In memoriam to Clive James
by ofthewedge
On WH Auden’s ‘The Cultural Presupposition’.
‘Happy the hare at morning’ – is a fine beginning to a poem. And the ‘rampant suffering suffocating jelly’ sounds like the sort of pointless insult Boris Johnson would fling at Jeremy Corbyn.
The poet surveys the inevitable decay and demise of all things. Art is humans flicking the bird at fate. ‘How comely are his places of refuge and the tabernacles of his peace’ – Auden parodies the Psalmist as an unsubtle reminder that religious paraphernalia are attributions of our own necessary comforts to an imagined Being – ‘The new books upon the morning table, the lawns and the afternoon terraces!’ (Yes, that couplet is plainly a Psalmodic pastiche.)

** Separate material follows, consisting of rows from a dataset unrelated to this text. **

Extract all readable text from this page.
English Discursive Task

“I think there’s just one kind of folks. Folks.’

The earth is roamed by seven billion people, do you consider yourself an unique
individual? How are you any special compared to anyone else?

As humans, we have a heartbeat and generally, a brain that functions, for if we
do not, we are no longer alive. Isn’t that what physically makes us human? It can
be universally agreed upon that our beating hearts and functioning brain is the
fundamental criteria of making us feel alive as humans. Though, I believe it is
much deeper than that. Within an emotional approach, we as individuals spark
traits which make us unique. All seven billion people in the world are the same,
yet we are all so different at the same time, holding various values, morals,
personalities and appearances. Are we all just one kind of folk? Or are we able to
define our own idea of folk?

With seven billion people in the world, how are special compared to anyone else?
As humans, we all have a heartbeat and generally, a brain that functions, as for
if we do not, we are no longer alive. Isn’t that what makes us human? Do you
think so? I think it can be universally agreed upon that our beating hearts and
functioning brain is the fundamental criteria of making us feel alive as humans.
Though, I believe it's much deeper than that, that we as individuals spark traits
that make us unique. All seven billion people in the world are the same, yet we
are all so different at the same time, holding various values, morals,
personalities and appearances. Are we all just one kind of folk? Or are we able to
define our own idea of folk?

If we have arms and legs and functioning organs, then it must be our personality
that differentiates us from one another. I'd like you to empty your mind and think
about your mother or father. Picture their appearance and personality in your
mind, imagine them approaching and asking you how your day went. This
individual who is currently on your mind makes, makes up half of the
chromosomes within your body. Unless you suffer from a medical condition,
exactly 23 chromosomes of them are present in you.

Then the poet takes a darker turn – most of his early poems are dark echoes and premonitions of war and cataclysm: ‘The galleries are full of music, the pianist is storming the/ keys, the great cellist is crucified over his instrument.’ Crucifixion returns us to Scriptures and the New Testaments horrific pivot, more horrifying still for the image of the ritual slaughter of someone on his very device of artistic diversion.
The final evocation of music as serving to drown out the cries of death, ‘that none may hear the ejaculations of the sentinels’ and the ‘sighs’ of the great mass of the expendable poor, ‘the thud of their falling bodies.’